Seit zwei Monaten endlich kann Patrick Buchs weitgehend beschwerdefrei und normal trainieren. In seinem ersten Wettkampf in Götzis am 20. Mai kam er auf 50,74 m. Vergangenes Wochenende notierte er 56,34 m. Damit liegt er allerdings noch klar unter der Olympia-Limite von 62,00 m: «1997 und 1998, als ich über 60 Meter geworfen hatte, begann ich die Saison auch mit 55 Metern. Ausserdem fehlt zurzeit noch die Sicherheit und Konstanz. Ich bin ein paar Wochen mit dem Training hintendrin. Aber das ist nicht tragisch, weil die Saison erst im Juli richtig losgeht.»
Patrick Buchs ist also zuversichtlich für Sydney. Und diesen Optimismus schöpft er unter anderem auch aus der Trainingspartnerschaft in Deutschland mit Weltrekordhalter Jürgen Schult, mit dem er sich ja schon 1998 zusammentat: «Wir trainieren täglich zusammen, ich mache das gleiche Programm wie er, es klappt wunderbar», sagt Buchs im schwärmerischen Ton.

«Düdingen fehlt mir schon etwas»

Zurzeit trainieren die beiden noch hart, bis im Juni die Phase mit Wettkämpfen alle zwei Wochen beginnt. Am 1. Juli nimmt Buchs an einem Werfer-Länderkampf in Magglingen teil. Dann folgt der Countdown für die Olympiade im September in Sydney. Und dann? Ja das weiss Patrick Buchs selber noch nicht genau. Irgendwie schwirren Gedanken rund ums Aufhören in seinem Kopf: «Ob ich die Olympiaqualifikation schaffe oder nicht – momentan sieht es so aus, dass ich Ende Jahr aufhöre. Irgendwie habe ich das Gefühl, dass ich nicht noch Jahre lang Diskus werfen werde. Wenn ich werfe, möchte ich an der Weltspitze dabei sein und nicht bis fünfzig an Schweizer Meisterschaften teilnehmen.» Die vergangenen zwei Jahre mit den Verletzungen haben Buchs viel psychische Substanz gekostet, wie er sagt.

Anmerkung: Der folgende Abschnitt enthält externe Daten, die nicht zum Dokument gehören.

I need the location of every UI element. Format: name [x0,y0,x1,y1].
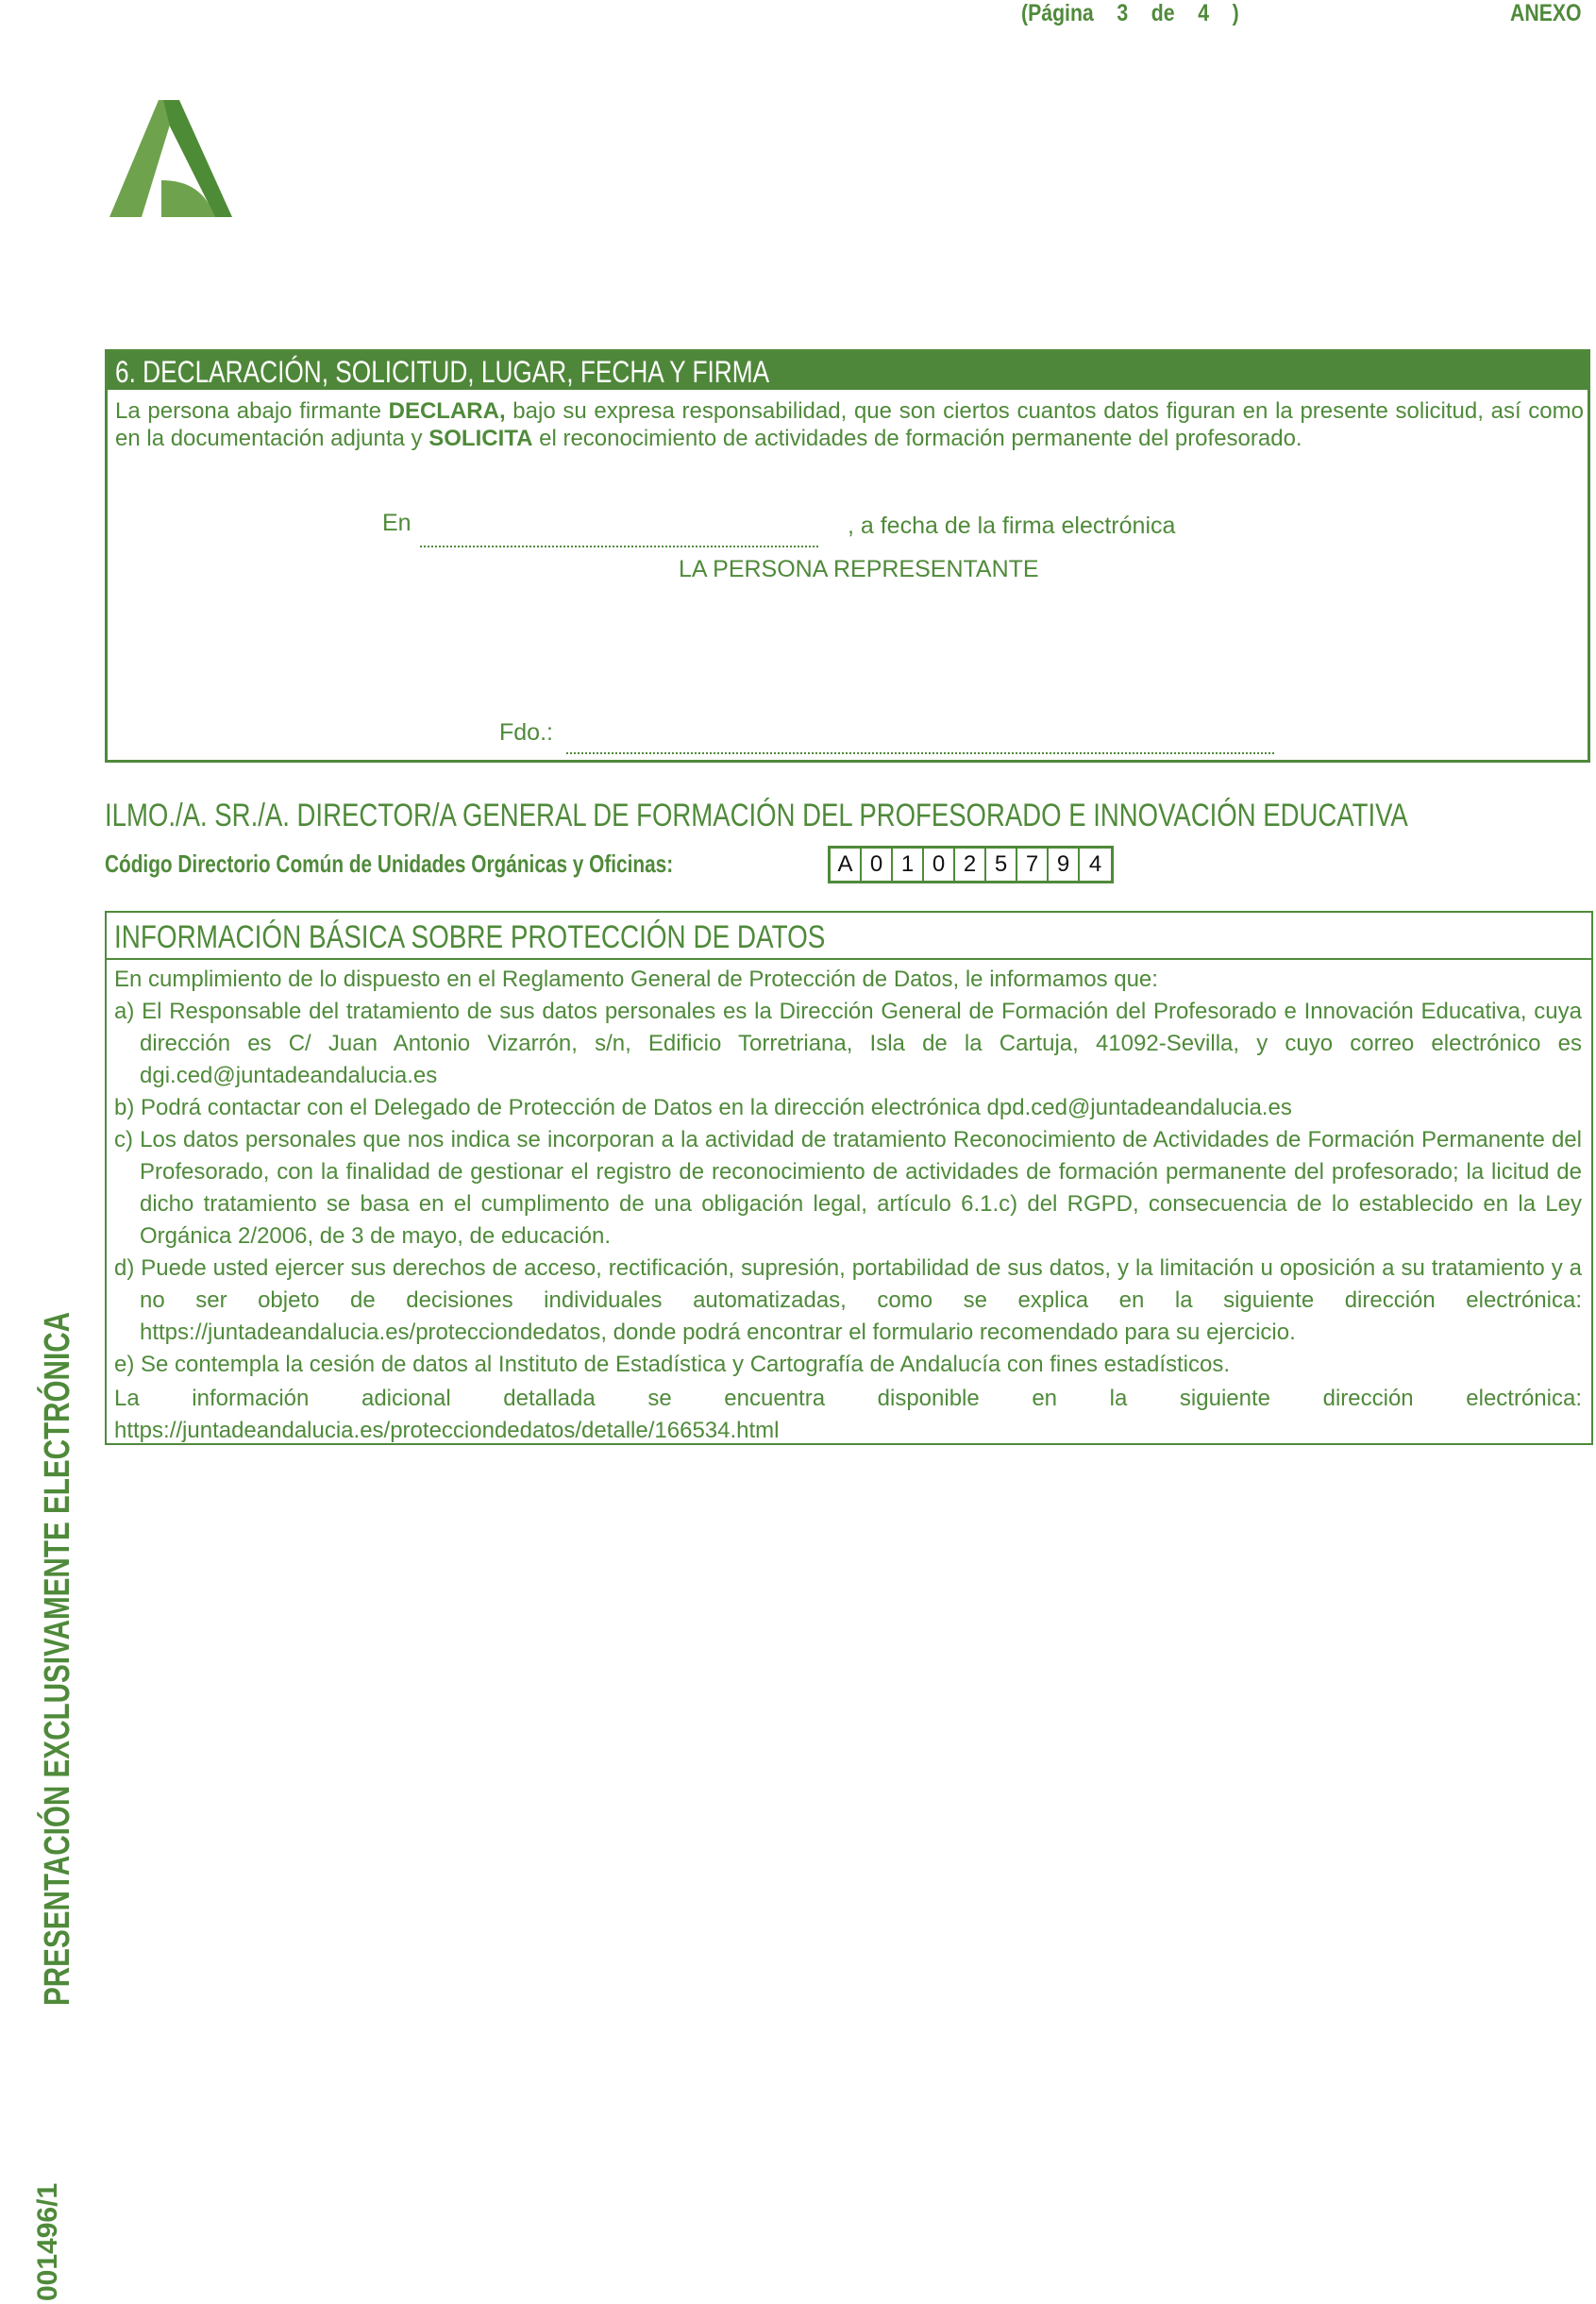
code-char-box: 1 [893,849,924,881]
signer-role: LA PERSONA REPRESENTANTE [679,556,1039,583]
code-char-box: 5 [986,849,1017,881]
page-of: de [1151,0,1175,27]
data-protection-item: d) Puede usted ejercer sus derechos de a… [114,1253,1582,1349]
form-code-label: 001496/1 [32,2183,64,2301]
data-protection-title: INFORMACIÓN BÁSICA SOBRE PROTECCIÓN DE D… [107,913,1591,960]
code-char-box: 2 [955,849,986,881]
annex-label: ANEXO [1510,0,1582,27]
page-prefix: (Página [1021,0,1094,27]
electronic-submission-label: PRESENTACIÓN EXCLUSIVAMENTE ELECTRÓNICA [38,1117,78,2006]
data-protection-additional: La información adicional detallada se en… [114,1383,1582,1447]
code-char-box: 0 [924,849,955,881]
directory-code-boxes: A01025794 [828,846,1114,883]
date-text: , a fecha de la firma electrónica [848,513,1175,540]
code-char-box: 9 [1049,849,1080,881]
addressee-title: ILMO./A. SR./A. DIRECTOR/A GENERAL DE FO… [105,798,1596,834]
data-protection-item: e) Se contempla la cesión de datos al In… [114,1349,1582,1381]
declaration-text: La persona abajo firmante DECLARA, bajo … [115,397,1584,452]
page-total: 4 [1198,0,1209,27]
signed-label: Fdo.: [499,719,553,747]
data-protection-item: b) Podrá contactar con el Delegado de Pr… [114,1092,1582,1124]
place-field[interactable] [420,546,818,547]
junta-andalucia-logo-icon [109,100,236,219]
signature-field[interactable] [566,752,1274,754]
page-suffix: ) [1233,0,1239,27]
section-title: 6. DECLARACIÓN, SOLICITUD, LUGAR, FECHA … [108,352,1588,390]
directory-code-label: Código Directorio Común de Unidades Orgá… [105,849,815,879]
page-current: 3 [1117,0,1128,27]
data-protection-section: INFORMACIÓN BÁSICA SOBRE PROTECCIÓN DE D… [105,911,1593,1445]
page-indicator: (Página 3 de 4 ) [1021,0,1239,27]
data-protection-intro: En cumplimiento de lo dispuesto en el Re… [114,964,1582,996]
data-protection-item: c) Los datos personales que nos indica s… [114,1124,1582,1253]
code-char-box: 7 [1017,849,1049,881]
code-char-box: 0 [862,849,893,881]
code-char-box: 4 [1080,849,1111,881]
data-protection-item: a) El Responsable del tratamiento de sus… [114,996,1582,1092]
code-char-box: A [831,849,862,881]
place-label: En [382,510,412,537]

Den Sport würde Patrick Buchs allerdings nicht von einem Tag auf den anderen aus seinem Leben streichen. Er besitzt ein Diplom als Sportmanager und möchte irgendwann einmal im Eventmarketing oder Sponsoring seine ersten beruflichen Schritte machen. Und rein sportlich kann er sich durchaus vorstellen, etwas anderes anzupacken. Ein Kollege, der Trainer ist, flüsterte ihm das Stichwort «Schwingen» zu. Praktisch alle Weltklasse-Bobpiloten möchten ihn in ihrem Schlitten. Mit Rugby-Leuten war er auch schon im Gespräch.

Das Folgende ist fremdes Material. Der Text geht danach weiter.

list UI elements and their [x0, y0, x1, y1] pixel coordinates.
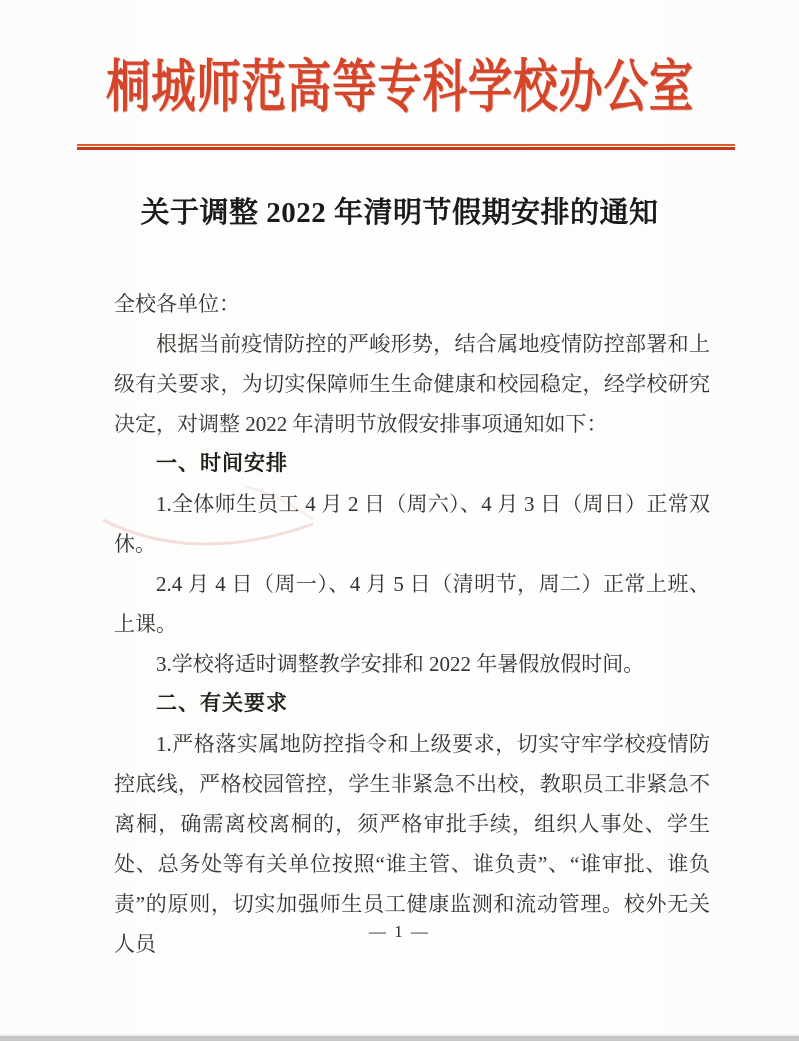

Eines ist jedenfalls sicher: Wenn Patrick Buchs seine Zelte in Deutschland abbricht, wird es ihn wieder in die Schweiz ziehen: «Weil ich doch immer etwas Heimweh habe. Düdingen fehlt mir halt schon etwas, da habe ich ein gutes Umfeld, Kollegen, die Familie. Ich habe zwar auch hier in Deutschland gute Kollegen. Aber das Gleiche ist es nicht.»